During the war, Wayne became a conscientious objector, and was sent to a Civilian Public Service camp in Williston, North Dakota. Winnie followed him there and found an apartment and a job in nearby Trenton. When her landlord and employer discovered that Wayne was a CO and not a government employee, she lost both her job and a place to live.

In Brookfield, starting in 1952, Winnie and Wayne designed and began building their fieldstone house, mostly by themselves. Winnie remained there, virtually independent, throughout her elder years.

While building the house in Brookfield, and caring for her three children, Winnie pursued her interest in education, both working to establish a local library and as a school board member for the grammar school.
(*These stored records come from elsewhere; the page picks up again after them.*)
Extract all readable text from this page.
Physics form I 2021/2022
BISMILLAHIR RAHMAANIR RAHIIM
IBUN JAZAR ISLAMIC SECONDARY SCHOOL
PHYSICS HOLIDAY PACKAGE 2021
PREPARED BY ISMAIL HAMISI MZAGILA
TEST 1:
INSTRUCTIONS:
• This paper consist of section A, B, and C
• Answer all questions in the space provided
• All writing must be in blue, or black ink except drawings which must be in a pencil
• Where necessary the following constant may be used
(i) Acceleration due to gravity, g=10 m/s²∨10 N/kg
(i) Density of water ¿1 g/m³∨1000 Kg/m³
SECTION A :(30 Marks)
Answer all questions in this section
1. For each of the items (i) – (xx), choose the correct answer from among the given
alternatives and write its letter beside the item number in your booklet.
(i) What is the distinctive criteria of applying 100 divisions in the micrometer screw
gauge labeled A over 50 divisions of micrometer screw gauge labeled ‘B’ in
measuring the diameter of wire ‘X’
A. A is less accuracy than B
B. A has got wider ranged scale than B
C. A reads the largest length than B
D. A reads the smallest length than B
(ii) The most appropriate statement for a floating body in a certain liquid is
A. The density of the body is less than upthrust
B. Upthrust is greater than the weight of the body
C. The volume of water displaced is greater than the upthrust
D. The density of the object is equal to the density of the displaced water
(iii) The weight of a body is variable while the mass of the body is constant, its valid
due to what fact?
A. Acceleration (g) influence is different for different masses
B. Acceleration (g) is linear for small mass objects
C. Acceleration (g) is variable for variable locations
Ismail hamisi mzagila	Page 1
When her youngest turned 7, she shifted gears and rejoined the workforce as a seamstress in order to save for her children’s education.

In her retirement years Winnie finally had the time and resources to overcome her inconsistent schooling and became a self-taught woman in many areas: she learned Swedish to help with her genealogy research, took portrait classes to learn to draw, became a quilter, and joined a writing group to develop her life stories. She researched and wrote about the colorful saga of her great-grandfather, Moses Solomon, a notorious trading post frontiersman.

Always curious, she investigated the big questions in life, as well as exploring common-sense how-to problems. Winnie was phenomenally skilled at repurposing all manner of objects; her life-long mantra was “I can do something with that.” She left us all with a myriad of treasures, both artistic and practical.

Besides being a peace advocate, Winnie was a vegetarian the last 90 years of her life. Her final question, “Where is home?” hinted at the existential questions she contemplated her entire life.

Fostering education even in death, she graciously overcame her lifelong modesty and donated her body to the Wisconsin Medical College.  Her last lessons for her children were how to be kind, humorous, and unafraid in the face of a certain end.

In addition to her three children, Winnie leaves behind many well-loved family members and friends— too many to mention. She was also revered by her caregivers, to whom her children owe much gratitude and thanks.